Поезд мчался несколько дней, постоянное клацанье сменялось лишь редкими гудками поезда. Мало того, что мы не могли даже присесть, у нас не было ни еды, ни воды, ни какого-то подобия туалета. Помню, мне очень хотелось пить, во рту пересохло.
Когда поезд остановился в первый день, чтобы набрать топлива, папа попросил у охраны воды. В обмен они потребовали пять золотых часов. Взрослые сняли свои часы и отдали им. Охранник принес ведро воды и плеснул ее в окно. Вода растеклась. Не помню, чтобы кому-то удалось хотя бы глотнуть. На меня попала пара капель, но жажду они, конечно, не утолили. На следующий день поезд снова остановился, и история с водой повторилась.
На третий вечер, когда поезд снова остановился, папа на венгерском попросил воды, но ему ответили по-немецки:
– Was? Was?[3]
Охранник не понимал папу.
Тогда мы поняли: мы уже не в Венгрии. Поезд пересек границу, и мы оказались в оккупированной немцами Польше. Нас сковал страх. Раньше у нас еще оставалась маленькая надежда. Все, даже я, понимали, что пока мы в Венгрии, мы еще могли попасть в трудовой лагерь. Но все знали, что Германия и немцы означали смерть евреям. Многие принялись молиться. Вагон наполнился сдавленным плачем взрослых; их страхом заразились и дети. Некоторые пытались зачитать шему, молитву на иврите, – чтобы бог нас услышал, чтобы он нас спас.
Поезд снова тронулся. Мы с Мириам не издали ни звука; мы не ели и не пили уже три дня.
На четвертый день поезд остановился. Папа снова крикнул, что нам нужна вода. Никто не ответил.
Мы поняли, что приехали в пункт назначения. Я приподнялась на цыпочки и выглянула из окна. Небо было темным. Снаружи доносились резкие выкрики на немецком; длилось это час или два. Двери не открывали.
Наконец наступил рассвет – а с ним и время папиной утренней молитвы. Он достал книжку и попытался определить, в какой стороне восток, потому что евреи молятся в направлении Израиля. Я подумала – как он может молиться в такое время?
– Папа, – сказала я. – Мы не знаем, куда нас привезли. Нас обманули. Это не трудовой лагерь.
– Ева, мы должны молить Бога о пощаде, – ответил он. – Идите сюда.
Он собрал нашу семью в углу вагона. Мы с Мириам прижались к нему, мама с сестрами пристроились рядом. Мы молча слушали слова отца:
– Пообещайте мне: если кто-то из вас переживет эту ужасную войну, вы отправитесь в Палестину, где живет ваш дядя Аарон, и где евреям ничего не угрожает.
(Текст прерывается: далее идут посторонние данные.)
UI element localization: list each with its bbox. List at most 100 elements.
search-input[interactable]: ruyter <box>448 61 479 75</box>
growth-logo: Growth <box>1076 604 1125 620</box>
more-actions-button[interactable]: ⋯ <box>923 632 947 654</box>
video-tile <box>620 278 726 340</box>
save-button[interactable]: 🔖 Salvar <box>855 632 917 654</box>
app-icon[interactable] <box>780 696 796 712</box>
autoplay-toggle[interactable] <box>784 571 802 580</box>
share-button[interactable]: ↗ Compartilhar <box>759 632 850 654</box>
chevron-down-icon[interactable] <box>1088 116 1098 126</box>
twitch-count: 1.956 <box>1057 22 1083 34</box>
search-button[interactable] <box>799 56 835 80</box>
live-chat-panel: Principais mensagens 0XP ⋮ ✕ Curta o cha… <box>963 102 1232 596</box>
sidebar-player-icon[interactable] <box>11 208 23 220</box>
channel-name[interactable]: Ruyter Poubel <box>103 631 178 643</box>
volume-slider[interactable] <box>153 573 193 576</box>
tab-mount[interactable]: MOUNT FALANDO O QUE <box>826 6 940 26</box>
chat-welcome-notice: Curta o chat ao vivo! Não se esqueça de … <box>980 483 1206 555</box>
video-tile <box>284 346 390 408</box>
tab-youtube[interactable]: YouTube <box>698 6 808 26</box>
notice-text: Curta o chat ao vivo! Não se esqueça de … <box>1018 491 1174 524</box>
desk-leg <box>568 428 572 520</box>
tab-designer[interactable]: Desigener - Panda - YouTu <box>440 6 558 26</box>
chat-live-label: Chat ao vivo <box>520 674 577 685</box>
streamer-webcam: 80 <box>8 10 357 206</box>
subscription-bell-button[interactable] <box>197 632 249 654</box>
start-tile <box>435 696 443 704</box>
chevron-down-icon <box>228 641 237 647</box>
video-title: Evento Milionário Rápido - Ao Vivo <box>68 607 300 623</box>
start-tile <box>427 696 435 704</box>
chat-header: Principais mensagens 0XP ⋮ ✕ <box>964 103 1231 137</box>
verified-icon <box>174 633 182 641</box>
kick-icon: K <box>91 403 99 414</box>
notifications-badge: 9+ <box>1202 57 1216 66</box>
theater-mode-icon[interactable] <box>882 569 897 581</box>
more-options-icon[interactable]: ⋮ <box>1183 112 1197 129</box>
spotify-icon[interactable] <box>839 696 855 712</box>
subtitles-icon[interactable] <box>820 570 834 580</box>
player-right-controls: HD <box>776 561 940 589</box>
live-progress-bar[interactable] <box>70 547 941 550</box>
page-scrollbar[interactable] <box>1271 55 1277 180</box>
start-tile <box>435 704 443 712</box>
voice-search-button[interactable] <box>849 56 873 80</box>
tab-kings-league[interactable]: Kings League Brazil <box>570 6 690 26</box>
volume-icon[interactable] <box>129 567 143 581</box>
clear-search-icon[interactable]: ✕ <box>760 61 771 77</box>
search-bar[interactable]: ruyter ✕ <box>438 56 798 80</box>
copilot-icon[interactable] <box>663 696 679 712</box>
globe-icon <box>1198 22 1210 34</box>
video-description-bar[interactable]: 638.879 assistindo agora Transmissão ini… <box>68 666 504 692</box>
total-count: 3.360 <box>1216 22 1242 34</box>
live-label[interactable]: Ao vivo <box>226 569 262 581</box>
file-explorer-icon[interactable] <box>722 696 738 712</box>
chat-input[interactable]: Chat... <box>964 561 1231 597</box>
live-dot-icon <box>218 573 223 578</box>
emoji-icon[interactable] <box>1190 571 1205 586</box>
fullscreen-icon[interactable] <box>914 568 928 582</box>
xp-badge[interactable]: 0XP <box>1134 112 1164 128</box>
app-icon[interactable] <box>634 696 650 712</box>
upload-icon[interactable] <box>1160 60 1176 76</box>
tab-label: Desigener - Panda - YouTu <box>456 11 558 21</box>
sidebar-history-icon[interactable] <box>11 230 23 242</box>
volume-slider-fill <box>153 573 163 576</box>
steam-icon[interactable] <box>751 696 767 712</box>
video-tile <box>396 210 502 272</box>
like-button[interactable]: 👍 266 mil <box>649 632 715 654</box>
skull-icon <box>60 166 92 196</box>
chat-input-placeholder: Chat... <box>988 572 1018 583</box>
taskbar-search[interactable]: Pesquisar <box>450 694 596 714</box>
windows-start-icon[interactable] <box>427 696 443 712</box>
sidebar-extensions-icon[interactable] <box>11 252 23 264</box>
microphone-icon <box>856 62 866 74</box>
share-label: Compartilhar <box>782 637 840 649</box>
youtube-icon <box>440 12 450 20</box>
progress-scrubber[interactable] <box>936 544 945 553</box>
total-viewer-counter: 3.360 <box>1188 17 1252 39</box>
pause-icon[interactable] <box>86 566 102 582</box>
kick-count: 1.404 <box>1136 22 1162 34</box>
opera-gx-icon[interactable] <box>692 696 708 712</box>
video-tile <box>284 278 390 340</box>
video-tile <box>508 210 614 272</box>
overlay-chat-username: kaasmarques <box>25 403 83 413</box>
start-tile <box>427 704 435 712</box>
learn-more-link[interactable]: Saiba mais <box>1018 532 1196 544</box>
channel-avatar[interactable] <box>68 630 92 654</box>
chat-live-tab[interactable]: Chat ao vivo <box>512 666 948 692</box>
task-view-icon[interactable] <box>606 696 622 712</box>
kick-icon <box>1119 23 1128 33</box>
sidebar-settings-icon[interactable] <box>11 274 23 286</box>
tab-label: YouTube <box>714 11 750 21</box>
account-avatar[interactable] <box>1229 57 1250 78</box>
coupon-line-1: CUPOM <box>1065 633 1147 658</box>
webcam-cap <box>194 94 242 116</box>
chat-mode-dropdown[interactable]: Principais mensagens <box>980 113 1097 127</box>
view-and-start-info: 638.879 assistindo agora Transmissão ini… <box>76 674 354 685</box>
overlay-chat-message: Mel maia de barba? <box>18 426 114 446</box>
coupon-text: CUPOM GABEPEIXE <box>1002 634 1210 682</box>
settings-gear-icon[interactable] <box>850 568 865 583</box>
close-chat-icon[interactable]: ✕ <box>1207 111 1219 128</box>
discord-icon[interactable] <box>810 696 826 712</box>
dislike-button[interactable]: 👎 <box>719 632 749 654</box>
Он никогда не говорил так с нами, девочками – уважительно, как будто мы были взрослыми. Я, Мириам, Эдит и Алис мрачно кивнули.
Папа начал утреннюю молитву.
Снаружи выкрикивались приказы на немецком. Отовсюду доносился лай собак. Наконец двери вагона со скрипом открылись. Эсэсовцы приказали всем выйти.
– Schnell! Schnell![4]
Я увидела высокий забор из колючей проволоки и цементные смотровые вышки. С них на нас глядели винтовки надзирателей. Я не знаю, как мы оказались на платформе – мы с Мириам то ли спрыгнули вниз, то ли сошли по деревянной сходне. Напуганные десятилетки в одинаковых бордовых платьях.
Глава 3
Мама схватила нас с Мириам за руки. Мы выстроились в ряд на бетонной платформе, плечо к плечу. В нос сразу ударил запах, отвратительный и незнакомый. Он немного напоминал запах жженых куриных перьев. Дома на ферме после ощипывания кур мы держали мясо над огнем, чтобы спалить оставшиеся перышки. Но здесь запах был просто невыносимым. От него будто воздух густел, негде было спрятаться. Я не сразу узнала, что это за запах.